At least I think it was a mockingbird. I can only surmise it was a mockingbird, because this little creature would not stick to one song, but kept changing his/her calls from one signal to another. So I’m laying there thinking, isn’t this what a mockingbird does? Is it not called a mockingbird because it “mocks” or imitates the songs of other birds?

This little aural adventure reminded me of my childhood at grandma Mimi’s house in Baton Rouge, some fifty-odd years ago. My sister and I would be laid into a guest room for an afternoon nap. This was unique because Mimi had, in that guest room, a fancy (she was of French heritage) four-poster bed with a white fabric canopy over its top, like you might see in movies about 18th-century royals or some such setting.

As I would be reclining on that luxurious bed, I could hear birds chirping on the other side of the curtained window. (The window treatment matched the poster-bed.) Mimi and J.C. had an outside courtyard with high brick walls around it and all sorts of Louisiana plants within–crepe myrtles, azaleas, camellias, canna lilies and gardenias and so forth–and a birdbath or two. So outside the window, the bird would maybe be sitting in the birdbath taking a bath and having fun in the water.

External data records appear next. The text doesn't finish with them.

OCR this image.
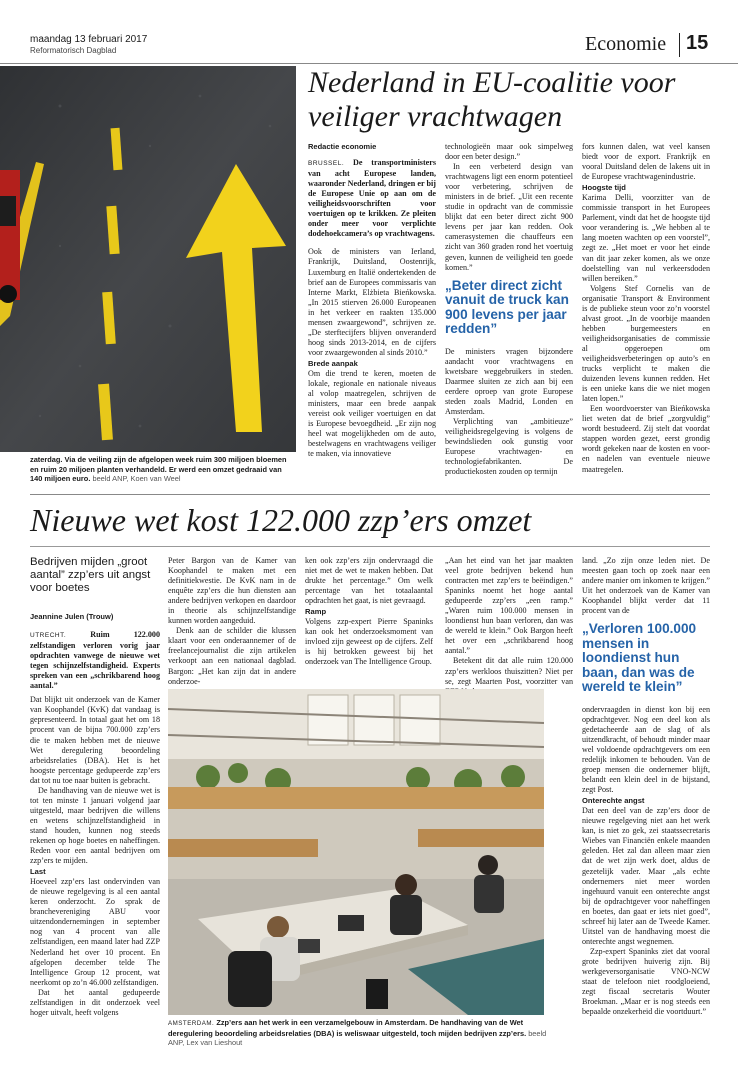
maandag 13 februari 2017
Reformatorisch Dagblad	Economie 15
zaterdag. Via de veiling zijn de afgelopen week ruim 300 miljoen bloemen en ruim 20 miljoen planten verhandeld. Er werd een omzet gedraaid van 140 miljoen euro. beeld ANP, Koen van Weel
Nederland in EU-coalitie voor veiliger vrachtwagen
Redactie economie

BRUSSEL. De transportministers van acht Europese landen, waaronder Nederland, dringen er bij de Europese Unie op aan om de veiligheidsvoorschriften voor voertuigen op te krikken. Ze pleiten onder meer voor verplichte dodehoekcamera’s op vrachtwagens.

Ook de ministers van Ierland, Frankrijk, Duitsland, Oostenrijk, Luxemburg en Italië ondertekenden de brief aan de Europees commissaris van Interne Markt, Elżbieta Bieńkowska. „In 2015 stierven 26.000 Europeanen in het verkeer en raakten 135.000 mensen zwaargewond”, schrijven ze. „De sterftecijfers blijven onveranderd hoog sinds 2013-2014, en de cijfers voor zwaargewonden al sinds 2010.”

Brede aanpak

Om die trend te keren, moeten de lokale, regionale en nationale niveaus al volop maatregelen, schrijven de ministers, maar een brede aanpak vereist ook veiliger voertuigen en dat is Europese bevoegdheid. „Er zijn nog heel wat mogelijkheden om de auto, bestelwagens en vrachtwagens veiliger te maken, via innovatieve

technologieën maar ook simpelweg door een beter design.”

In een verbeterd design van vrachtwagens ligt een enorm potentieel voor verbetering, schrijven de ministers in de brief. „Uit een recente studie in opdracht van de commissie blijkt dat een beter direct zicht 900 levens per jaar kan redden. Ook camerasystemen die chauffeurs een zicht van 360 graden rond het voertuig geven, kunnen de veiligheid ten goede komen.”

„Beter direct zicht vanuit de truck kan 900 levens per jaar redden”

De ministers vragen bijzondere aandacht voor vrachtwagens en kwetsbare weggebruikers in steden. Daarmee sluiten ze zich aan bij een eerdere oproep van grote Europese steden zoals Madrid, Londen en Amsterdam.

Verplichting van „ambitieuze” veiligheidsregelgeving is volgens de bewindslieden ook gunstig voor Europese vrachtwagen- en technologiefabrikanten. De productiekosten zouden op termijn

fors kunnen dalen, wat veel kansen biedt voor de export. Frankrijk en vooral Duitsland delen de lakens uit in de Europese vrachtwagenindustrie.

Hoogste tijd

Karima Delli, voorzitter van de commissie transport in het Europees Parlement, vindt dat het de hoogste tijd voor verandering is. „We hebben al te lang moeten wachten op een voorstel”, zegt ze. „Het moet er voor het einde van dit jaar zeker komen, als we onze doelstelling van nul verkeersdoden willen bereiken.”

Volgens Stef Cornelis van de organisatie Transport & Environment is de publieke steun voor zo’n voorstel alvast groot. „In de voorbije maanden hebben burgemeesters en veiligheidsorganisaties de commissie al opgeroepen om veiligheidsverbeteringen op auto’s en trucks verplicht te maken die duizenden levens kunnen redden. Het is een unieke kans die we niet mogen laten lopen.”

Een woordvoerster van Bieńkowska liet weten dat de brief „zorgvuldig” wordt bestudeerd. Zij stelt dat voordat stappen worden gezet, eerst grondig wordt gekeken naar de kosten en voor- en nadelen van eventuele nieuwe maatregelen.

Nieuwe wet kost 122.000 zzp’ers omzet
Bedrijven mijden „groot aantal” zzp’ers uit angst voor boetes
Jeannine Julen (Trouw)

UTRECHT.	Ruim 122.000 zelfstandigen verloren vorig jaar opdrachten vanwege de nieuwe wet tegen schijnzelfstandigheid. Experts spreken van een „schrikbarend hoog aantal.”

Dat blijkt uit onderzoek van de Kamer van Koophandel (KvK) dat vandaag is gepresenteerd. In totaal gaat het om 18 procent van de bijna 700.000 zzp’ers die te maken hebben met de nieuwe Wet deregulering beoordeling arbeidsrelaties (DBA). Het is het hoogste percentage gedupeerde zzp’ers dat tot nu toe naar buiten is gebracht.

De handhaving van de nieuwe wet is tot ten minste 1 januari volgend jaar uitgesteld, maar bedrijven die willens en wetens schijnzelfstandigheid in stand houden, kunnen nog steeds rekenen op hoge boetes en naheffingen. Reden voor een aantal bedrijven om zzp’ers te mijden.

Last

Hoeveel zzp’ers last ondervinden van de nieuwe regelgeving is al een aantal keren onderzocht. Zo sprak de branchevereniging ABU voor uitzendondernemingen in september nog van 4 procent van alle zelfstandigen, een maand later had ZZP Nederland het over 10 procent. En afgelopen december telde The Intelligence Group 12 procent, wat neerkomt op zo’n 46.000 zelfstandigen.

Dat het aantal gedupeerde zelfstandigen in dit onderzoek veel hoger uitvalt, heeft volgens

Peter Bargon van de Kamer van Koophandel te maken met een definitiekwestie. De KvK nam in de enquête zzp’ers die hun diensten aan andere bedrijven verkopen en daardoor in theorie als schijnzelfstandige kunnen worden aangeduid.

Denk aan de schilder die klussen klaart voor een onderaannemer of de freelancejournalist die zijn artikelen verkoopt aan een nationaal dagblad. Bargon: „Het kan zijn dat in andere onderzoe-

ken ook zzp’ers zijn ondervraagd die niet met de wet te maken hebben. Dat drukte het percentage.” Om welk percentage van het totaalaantal opdrachten het gaat, is niet gevraagd.

Ramp

Volgens zzp-expert Pierre Spaninks kan ook het onderzoeksmoment van invloed zijn geweest op de cijfers. Zelf is hij betrokken geweest bij het onderzoek van The Intelligence Group.

„Aan het eind van het jaar maakten veel grote bedrijven bekend hun contracten met zzp’ers te beëindigen.” Spaninks noemt het hoge aantal gedupeerde zzp’ers „een ramp.” „Waren ruim 100.000 mensen in loondienst hun baan verloren, dan was de wereld te klein.” Ook Bargon heeft het over een „schrikbarend hoog aantal.”

Betekent dit dat alle ruim 120.000 zzp’ers werkloos thuiszitten? Niet per se, zegt Maarten Post, voorzitter van

land. „Zo zijn onze leden niet. De meesten gaan toch op zoek naar een andere manier om inkomen te krijgen.” Uit het onderzoek van de Kamer van Koophandel blijkt verder dat 11 procent van de

„Verloren 100.000 mensen in loondienst hun baan, dan was de wereld te klein”

ondervraagden in dienst kon bij een opdrachtgever. Nog een deel kon als gedetacheerde aan de slag of als uitzendkracht, of behoudt minder maar wel voldoende opdrachtgevers om een redelijk inkomen te behouden. Van de groep mensen die ondernemer blijft, belandt een klein deel in de bijstand, zegt Post.

Onterechte angst

Dat een deel van de zzp’ers door de nieuwe regelgeving niet aan het werk kan, is niet zo gek, zei staatssecretaris Wiebes van Financiën enkele maanden geleden. Het zal dan alleen maar zien dat de wet zijn werk doet, aldus de gezetelijk vader. Maar „als echte ondernemers niet meer worden ingehuurd vanuit een onterechte angst bij de opdrachtgever voor naheffingen en boetes, dan gaat er iets niet goed”, schreef hij later aan de Tweede Kamer. Uitstel van de handhaving moest die onterechte angst wegnemen.

Zzp-expert Spaninks ziet dat vooral grote bedrijven huiverig zijn. Bij werkgeversorganisatie VNO-NCW staat de telefoon niet roodgloeiend, zegt fiscaal secretaris Wouter Broekman. „Maar er is nog steeds een bepaalde onzekerheid die voortduurt.”

AMSTERDAM. Zzp’ers aan het werk in een verzamelgebouw in Amsterdam. De handhaving van de Wet deregulering beoordeling arbeidsrelaties (DBA) is weliswaar uitgesteld, toch mijden bedrijven zzp’ers. beeld ANP, Lex van Lieshout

Be the bird as it may, in the birdbath or on the brick wall or perched on the leafy hedge or wherever it was casting its little hybrid songs, the feathery crooner was doing its yakkity thing, just being the birdbrained creature that God made him/her to be. I may have heard a mockingbird at that time and maybe that’s why I’m reminded of that childhood memory as I lay here now in Georgia in March 2013. But actually the bird call I remember most vividly from that nap time was not the mockingbird, but a blue jay.

I think it was a blue jay, anyway. The call was just a single shriek, like a “caw.” But it wasn’t a crow’s caw. It was not as loud that, and much kinder and gentler. Maybe that’s the call of the blue jay, or maybe it’s just the way I imagine a blue jay would sound, with his little bishopric peaky cap on his head and that big black beak sticking out like some kind of stuck-up sabre or something.

Anyway, back to the mockingbird, if that’s what it was, in Gainesville this morning. This bird, as I said earlier, did not stick to one call, but just kept whipping out a whole collection of different calls, one sample after another, like a moog gone au natural under the errantly genius touch of a four-year-old. Some were quick staccatos. . . ch ch ch ch, or some sustained legatos. . .wrr wrr wrr wrr wrr, or mixtures. . .ch ch wrr wrr wrr, or little buzzy blends. . .vzz vzz vzz vzz, or indecipherable birdbrain phonemes. . .brd oop brd oop brd ooo, or jazzy little themes. . .whoobidy shooop whoobidy shoop whoobidy shoop shoop shoop, with every now and then a dovish coo followed by a hawkish wra! wra!  I’ve got rhythm, was a part of the message, like Porgy or Gershwin or some other person of ancient Americana. A kind of poetry it was.

A bird with an identity crisis, I guess, is what it must have been, a little like the interpreter who was stretched out on the floor with nothing better to do on a Saturday morning than harken to those first auditory signals of spring down hyeah in the deep south, y’heah me now?